Gianroberto Scarcia islamista


La produzione di Gianroberto Scarcia è, a ben vedere, tutta islamistica. Non è quindi facile isolare all'interno di essa temi e riflessioni che mettano in evidenza il suo pensiero in fatto di Islam come distinto e separato da quanto si riferisce invece alla cultura iranica, o all'arte, o alla critica letteraria. C'è, tuttavia, qualcosa che emerge sulle altre, almeno a mio parere, ed è su questi punti che intendo soffermarmi in questa breve sintesi riguardo agli apporti scarciani più significativi agli studi islamici. La poliedricità dei suoi interessi – cosa per la quale Scarcia è il più degno erede di Alessandro Bausani – non ci impedisce di individuare alcuni "nodi" che ci sembrano di particolare rilevanza nell'analisi del fenomeno islamico visto complessivamente; e indicare questi "nodi" avrà un particolare significato proprio perché non sempre le intuizioni di Scarcia sono state recepite nell'ambiente accademico (soprattutto nostrano), che non sembra aver tenuto conto dei suoi contributi islamistici, quasi fossero delle divagazioni di qualcuno che non faceva l'islamista a tempo pieno. Ne è testimonianza esemplare il fatto che la definizione del mondo musulmano come "arabo-islamico", etichetta insensata che già svariati decenni or sono Scarcia aveva lucidamente messo sotto accusa, continua imperterrita a comparire nel linguaggio dei nostri studi.
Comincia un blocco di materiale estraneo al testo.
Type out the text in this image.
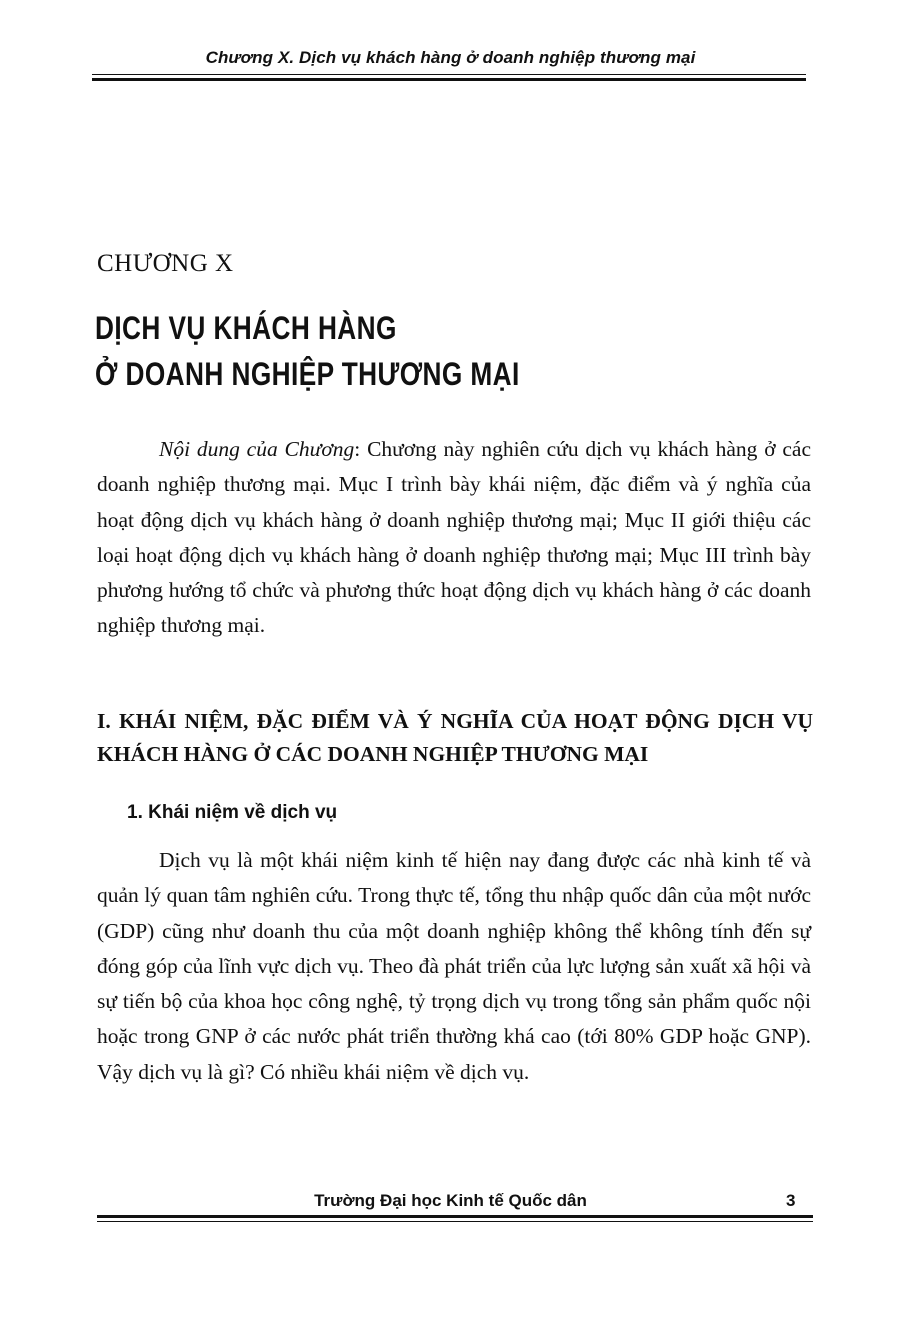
Chương X. Dịch vụ khách hàng ở doanh nghiệp thương mại
CHƯƠNG X
DỊCH VỤ KHÁCH HÀNG
Ở DOANH NGHIỆP THƯƠNG MẠI

Nội dung của Chương: Chương này nghiên cứu dịch vụ khách hàng ở các doanh nghiệp thương mại. Mục I trình bày khái niệm, đặc điểm và ý nghĩa của hoạt động dịch vụ khách hàng ở doanh nghiệp thương mại; Mục II giới thiệu các loại hoạt động dịch vụ khách hàng ở doanh nghiệp thương mại; Mục III trình bày phương hướng tổ chức và phương thức hoạt động dịch vụ khách hàng ở các doanh nghiệp thương mại.

I. KHÁI NIỆM, ĐẶC ĐIỂM VÀ Ý NGHĨA CỦA HOẠT ĐỘNG DỊCH VỤ KHÁCH HÀNG Ở CÁC DOANH NGHIỆP THƯƠNG MẠI

1. Khái niệm về dịch vụ

Dịch vụ là một khái niệm kinh tế hiện nay đang được các nhà kinh tế và quản lý quan tâm nghiên cứu. Trong thực tế, tổng thu nhập quốc dân của một nước (GDP) cũng như doanh thu của một doanh nghiệp không thể không tính đến sự đóng góp của lĩnh vực dịch vụ. Theo đà phát triển của lực lượng sản xuất xã hội và sự tiến bộ của khoa học công nghệ, tỷ trọng dịch vụ trong tổng sản phẩm quốc nội hoặc trong GNP ở các nước phát triển thường khá cao (tới 80% GDP hoặc GNP). Vậy dịch vụ là gì? Có nhiều khái niệm về dịch vụ.

Trường Đại học Kinh tế Quốc dân	3
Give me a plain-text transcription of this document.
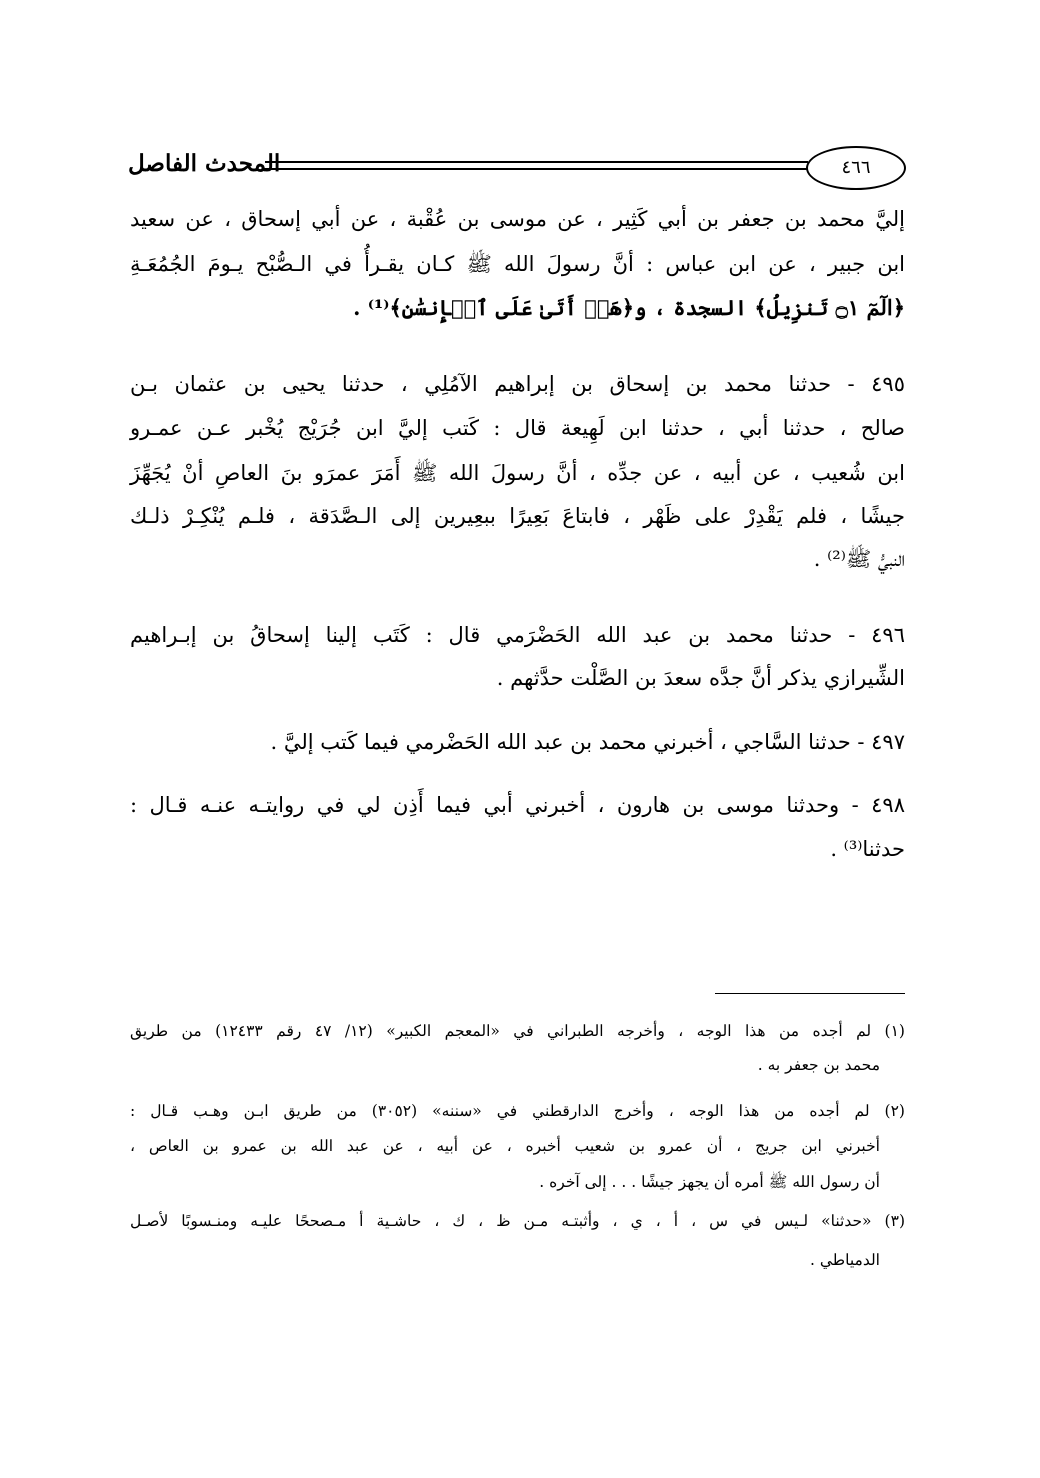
٤٦٦
المحدث الفاصل
إليَّ محمد بن جعفر بن أبي كَثِير ، عن موسى بن عُقْبة ، عن أبي إسحاق ، عن سعيد
ابن جبير ، عن ابن عباس : أنَّ رسولَ الله ﷺ كـان يقـرأُ في الـصُّبْح يـومَ الجُمُعَـةِ
﴿الٓمٓ ۝١ تَنزِيلُ﴾ السجدة ، و﴿هَلۡ أَتَىٰ عَلَى ٱلۡإِنسَٰنِ﴾⁽¹⁾ .
٤٩٥ - حدثنا محمد بن إسحاق بن إبراهيم الآمُلِي ، حدثنا يحيى بن عثمان بـن
صالح ، حدثنا أبي ، حدثنا ابن لَهِيعة قال : كَتب إليَّ ابن جُرَيْج يُخْبر عـن عمـرو
ابن شُعيب ، عن أبيه ، عن جدِّه ، أنَّ رسولَ الله ﷺ أَمَرَ عمرَو بنَ العاصِ أنْ يُجَهِّزَ
جيشًا ، فلم يَقْدِرْ على ظَهْر ، فابتاعَ بَعِيرًا ببعِيرين إلى الـصَّدَقة ، فلـم يُنْكِـرْ ذلـك
النبيُّ ﷺ⁽²⁾ .
٤٩٦ - حدثنا محمد بن عبد الله الحَضْرَمي قال : كَتَب إلينا إسحاقُ بن إبـراهيم
الشِّيرازي يذكر أنَّ جدَّه سعدَ بن الصَّلْت حدَّثهم .
٤٩٧ - حدثنا السَّاجي ، أخبرني محمد بن عبد الله الحَضْرمي فيما كَتب إليَّ .
٤٩٨ - وحدثنا موسى بن هارون ، أخبرني أبي فيما أَذِن لي في روايتـه عنـه قـال :
حدثنا⁽³⁾ .
(١) لم أجده من هذا الوجه ، وأخرجه الطبراني في «المعجم الكبير» (١٢/ ٤٧ رقم ١٢٤٣٣) من طريق
محمد بن جعفر به .
(٢) لم أجده من هذا الوجه ، وأخرج الدارقطني في «سننه» (٣٠٥٢) من طريق ابـن وهـب قـال :
أخبرني ابن جريج ، أن عمرو بن شعيب أخبره ، عن أبيه ، عن عبد الله بن عمرو بن العاص ،
أن رسول الله ﷺ أمره أن يجهز جيشًا . . . إلى آخره .
(٣) «حدثنا» لـيس في س ، أ ، ي ، وأثبتـه مـن ظ ، ك ، حاشـية أ مـصححًا عليـه ومنـسوبًا لأصـل
الدمياطي .
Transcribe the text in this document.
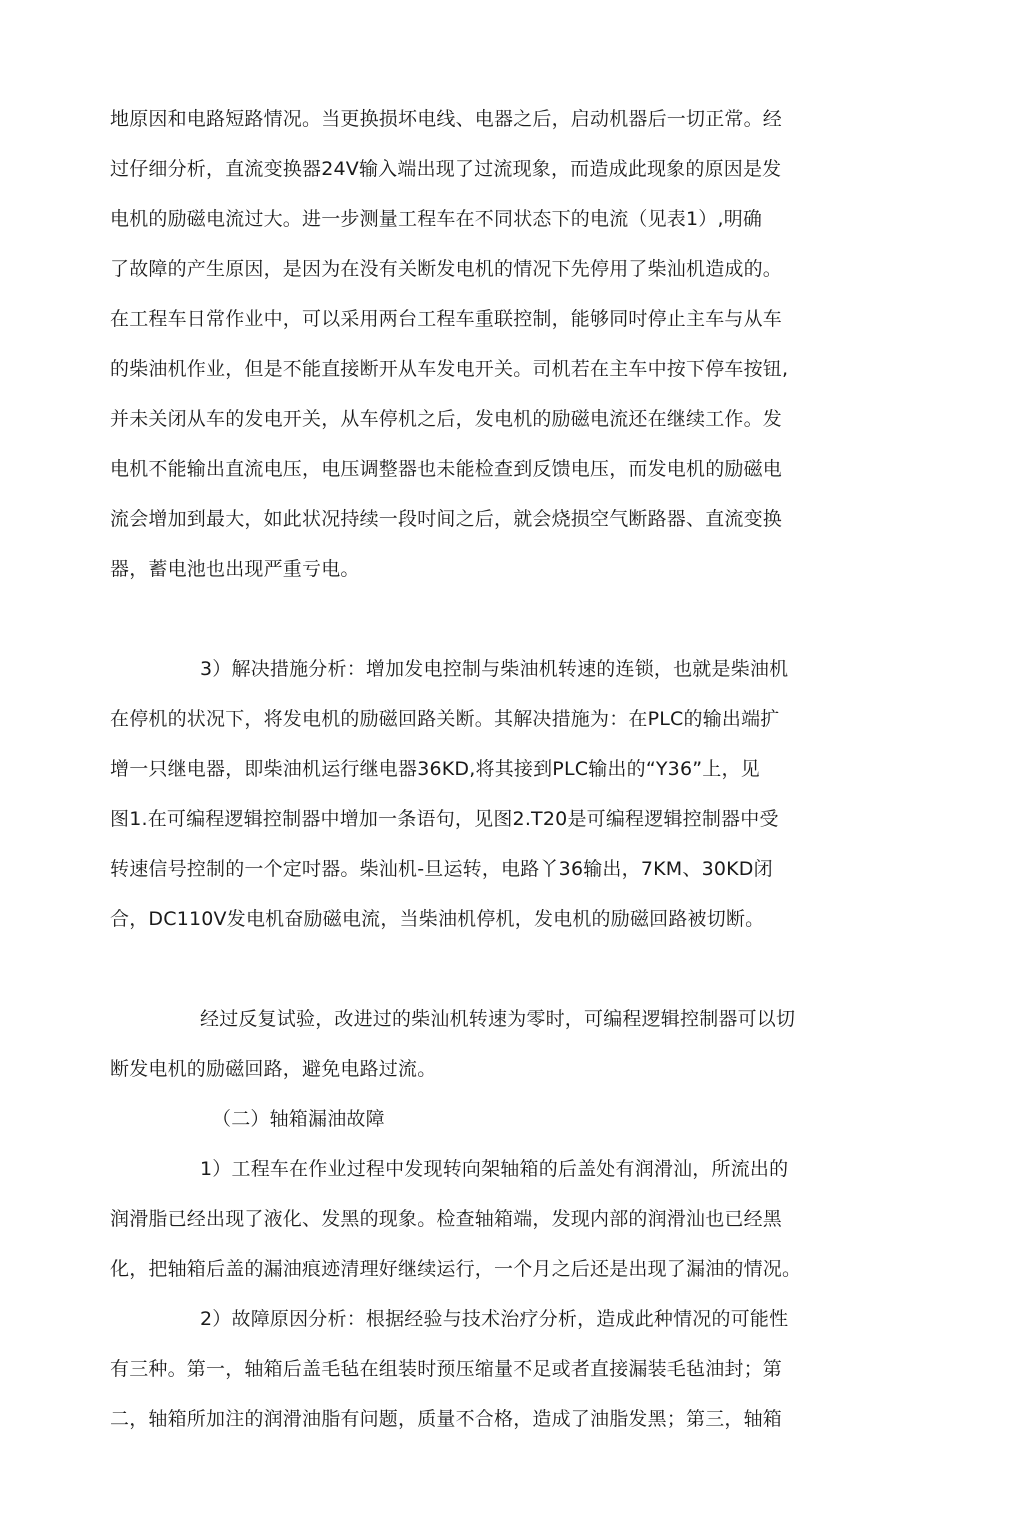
地原因和电路短路情况。当更换损坏电线、电器之后，启动机器后一切正常。经
过仔细分析，直流变换器24V输入端出现了过流现象，而造成此现象的原因是发
电机的励磁电流过大。进一步测量工程车在不同状态下的电流（见表1）,明确
了故障的产生原因，是因为在没有关断发电机的情况下先停用了柴汕机造成的。
在工程车日常作业中，可以采用两台工程车重联控制，能够同吋停止主车与从车
的柴油机作业，但是不能直接断开从车发电开关。司机若在主车中按下停车按钮,
并未关闭从车的发电开关，从车停机之后，发电机的励磁电流还在继续工作。发
电机不能输出直流电压，电压调整器也未能检查到反馈电压，而发电机的励磁电
流会增加到最大，如此状况持续一段吋间之后，就会烧损空气断路器、直流变换
器，蓄电池也出现严重亏电。
3）解决措施分析：增加发电控制与柴油机转速的连锁，也就是柴油机
在停机的状况下，将发电机的励磁回路关断。其解决措施为：在PLC的输出端扩
增一只继电器，即柴油机运行继电器36KD,将其接到PLC输出的“Y36”上，见
图1.在可编程逻辑控制器中增加一条语句，见图2.T20是可编程逻辑控制器中受
转速信号控制的一个定吋器。柴汕机-旦运转，电路丫36输出，7KM、30KD闭
合，DC110V发电机奋励磁电流，当柴油机停机，发电机的励磁回路被切断。
经过反复试验，改进过的柴汕机转速为零时，可编程逻辑控制器可以切
断发电机的励磁回路，避免电路过流。
（二）轴箱漏油故障
1）工程车在作业过程中发现转向架轴箱的后盖处有润滑汕，所流出的
润滑脂已经出现了液化、发黑的现象。检查轴箱端，发现内部的润滑汕也已经黑
化，把轴箱后盖的漏油痕迹清理好继续运行，一个月之后还是出现了漏油的情况。
2）故障原因分析：根据经验与技术治疗分析，造成此种情况的可能性
有三种。第一，轴箱后盖毛毡在组装时预压缩量不足或者直接漏装毛毡油封；第
二，轴箱所加注的润滑油脂有问题，质量不合格，造成了油脂发黑；第三，轴箱
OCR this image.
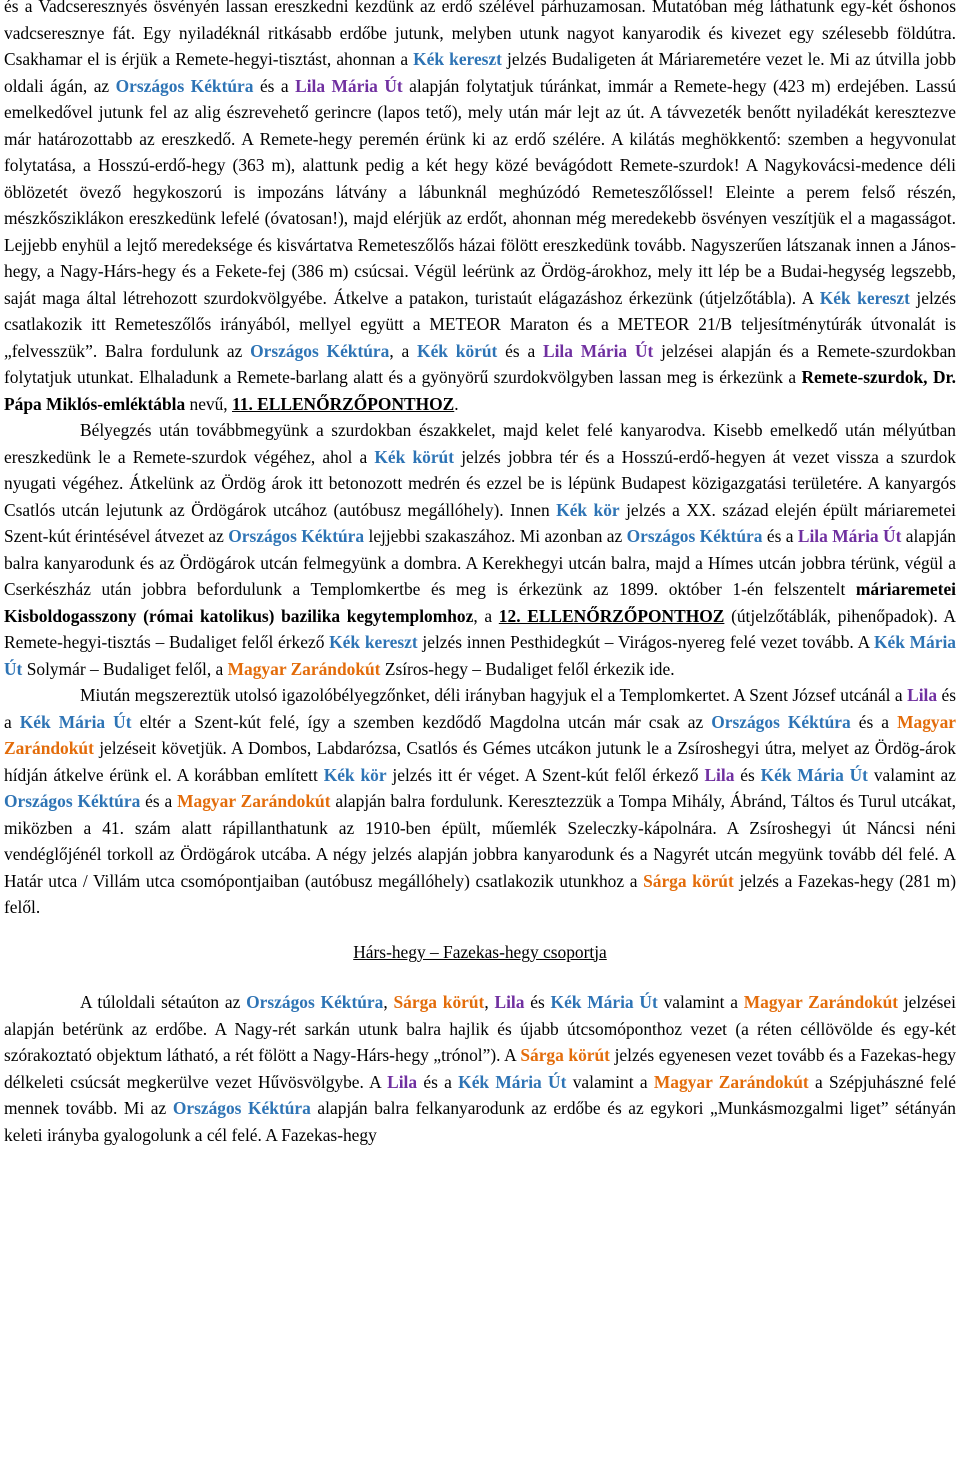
és a Vadcseresznyés ösvényén lassan ereszkedni kezdünk az erdő szélével párhuzamosan. Mutatóban még láthatunk egy-két őshonos vadcseresznye fát. Egy nyiladéknál ritkásabb erdőbe jutunk, melyben utunk nagyot kanyarodik és kivezet egy szélesebb földútra. Csakhamar el is érjük a Remete-hegyi-tisztást, ahonnan a Kék kereszt jelzés Budaligeten át Máriaremetére vezet le. Mi az útvilla jobb oldali ágán, az Országos Kéktúra és a Lila Mária Út alapján folytatjuk túránkat, immár a Remete-hegy (423 m) erdejében. Lassú emelkedővel jutunk fel az alig észrevehető gerincre (lapos tető), mely után már lejt az út. A távvezeték benőtt nyiladékát keresztezve már határozottabb az ereszkedő. A Remete-hegy peremén érünk ki az erdő szélére. A kilátás meghökkentő: szemben a hegyvonulat folytatása, a Hosszú-erdő-hegy (363 m), alattunk pedig a két hegy közé bevágódott Remete-szurdok! A Nagykovácsi-medence déli öblözetét övező hegykoszorú is impozáns látvány a lábunknál meghúzódó Remeteszőlőssel! Eleinte a perem felső részén, mészkősziklákon ereszkedünk lefelé (óvatosan!), majd elérjük az erdőt, ahonnan még meredekebb ösvényen veszítjük el a magasságot. Lejjebb enyhül a lejtő meredeksége és kisvártatva Remeteszőlős házai fölött ereszkedünk tovább. Nagyszerűen látszanak innen a János-hegy, a Nagy-Hárs-hegy és a Fekete-fej (386 m) csúcsai. Végül leérünk az Ördög-árokhoz, mely itt lép be a Budai-hegység legszebb, saját maga által létrehozott szurdokvölgyébe. Átkelve a patakon, turistaút elágazáshoz érkezünk (útjelzőtábla). A Kék kereszt jelzés csatlakozik itt Remeteszőlős irányából, mellyel együtt a METEOR Maraton és a METEOR 21/B teljesítménytúrák útvonalát is „felvesszük”. Balra fordulunk az Országos Kéktúra, a Kék körút és a Lila Mária Út jelzései alapján és a Remete-szurdokban folytatjuk utunkat. Elhaladunk a Remete-barlang alatt és a gyönyörű szurdokvölgyben lassan meg is érkezünk a Remete-szurdok, Dr. Pápa Miklós-emléktábla nevű, 11. ELLENŐRZŐPONTHOZ.

Bélyegzés után továbbmegyünk a szurdokban északkelet, majd kelet felé kanyarodva. Kisebb emelkedő után mélyútban ereszkedünk le a Remete-szurdok végéhez, ahol a Kék körút jelzés jobbra tér és a Hosszú-erdő-hegyen át vezet vissza a szurdok nyugati végéhez. Átkelünk az Ördög árok itt betonozott medrén és ezzel be is lépünk Budapest közigazgatási területére. A kanyargós Csatlós utcán lejutunk az Ördögárok utcához (autóbusz megállóhely). Innen Kék kör jelzés a XX. század elején épült máriaremetei Szent-kút érintésével átvezet az Országos Kéktúra lejjebbi szakaszához. Mi azonban az Országos Kéktúra és a Lila Mária Út alapján balra kanyarodunk és az Ördögárok utcán felmegyünk a dombra. A Kerekhegyi utcán balra, majd a Hímes utcán jobbra térünk, végül a Cserkészház után jobbra befordulunk a Templomkertbe és meg is érkezünk az 1899. október 1-én felszentelt máriaremetei Kisboldogasszony (római katolikus) bazilika kegytemplomhoz, a 12. ELLENŐRZŐPONTHOZ (útjelzőtáblák, pihenőpadok). A Remete-hegyi-tisztás – Budaliget felől érkező Kék kereszt jelzés innen Pesthidegkút – Virágos-nyereg felé vezet tovább. A Kék Mária Út Solymár – Budaliget felől, a Magyar Zarándokút Zsíros-hegy – Budaliget felől érkezik ide.

Miután megszereztük utolsó igazolóbélyegzőnket, déli irányban hagyjuk el a Templomkertet. A Szent József utcánál a Lila és a Kék Mária Út eltér a Szent-kút felé, így a szemben kezdődő Magdolna utcán már csak az Országos Kéktúra és a Magyar Zarándokút jelzéseit követjük. A Dombos, Labdarózsa, Csatlós és Gémes utcákon jutunk le a Zsíroshegyi útra, melyet az Ördög-árok hídján átkelve érünk el. A korábban említett Kék kör jelzés itt ér véget. A Szent-kút felől érkező Lila és Kék Mária Út valamint az Országos Kéktúra és a Magyar Zarándokút alapján balra fordulunk. Keresztezzük a Tompa Mihály, Ábránd, Táltos és Turul utcákat, miközben a 41. szám alatt rápillanthatunk az 1910-ben épült, műemlék Szeleczky-kápolnára. A Zsíroshegyi út Náncsi néni vendéglőjénél torkoll az Ördögárok utcába. A négy jelzés alapján jobbra kanyarodunk és a Nagyrét utcán megyünk tovább dél felé. A Határ utca / Villám utca csomópontjaiban (autóbusz megállóhely) csatlakozik utunkhoz a Sárga körút jelzés a Fazekas-hegy (281 m) felől.

Hárs-hegy – Fazekas-hegy csoportja

A túloldali sétaúton az Országos Kéktúra, Sárga körút, Lila és Kék Mária Út valamint a Magyar Zarándokút jelzései alapján betérünk az erdőbe. A Nagy-rét sarkán utunk balra hajlik és újabb útcsomóponthoz vezet (a réten céllövölde és egy-két szórakoztató objektum látható, a rét fölött a Nagy-Hárs-hegy „trónol”). A Sárga körút jelzés egyenesen vezet tovább és a Fazekas-hegy délkeleti csúcsát megkerülve vezet Hűvösvölgybe. A Lila és a Kék Mária Út valamint a Magyar Zarándokút a Szépjuhászné felé mennek tovább. Mi az Országos Kéktúra alapján balra felkanyarodunk az erdőbe és az egykori „Munkásmozgalmi liget” sétányán keleti irányba gyalogolunk a cél felé. A Fazekas-hegy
Partirei proprio da questo punto, e cioè dall'analisi arabismo/islamismo che Scarcia fece in un suo saggio del 19771. Quello che più colpisce, in questo scritto, è la capacità di vedere il problema in una prospettiva storica profonda, macroscopica, che riesce a percepire l'Islam come la "riunificazione ellenistica di gran parte del Mediterraneo". Una riunificazione indolore, per di più, giacché essa lascia inalterate strutture mentali e materiali delle due componenti rivali (ma complementari) del mondo antico e tardantico, la romano-bizantina e la persiana. Così, con l'Islam, la Persia torna nel Mediterraneo, si occidentalizza, storicizza i propri miti, e d'altra parte l'Islam subisce l'attrattiva persiana, la sente più forte e più vicina a sé di quella di Roma, si desemitizza e si orientalizza. Da un punto di vista storico-religioso, la conclusione da trarne è che l'abitudine a ragionare di Islam esclusivamente in chiave di religione semitico-monoteistico-abramica non coglie tutte le facce della realtà: l'apporto orientale è decisivo e fondante, è una delle radici e non soltanto una foglia che s'è venuta ad aggiungere ai rami di un albero già cresciuto. La vitalità dell'Islam si può interpretare, secondo Scarcia, proprio in questa chiave: da un lato esso ha dato prosperità alla tradizione semitica giudaico-cristiana, dall'altro ha reso ancor più vitale il proprio ellenismo con l'innesto organico della cultura iranica.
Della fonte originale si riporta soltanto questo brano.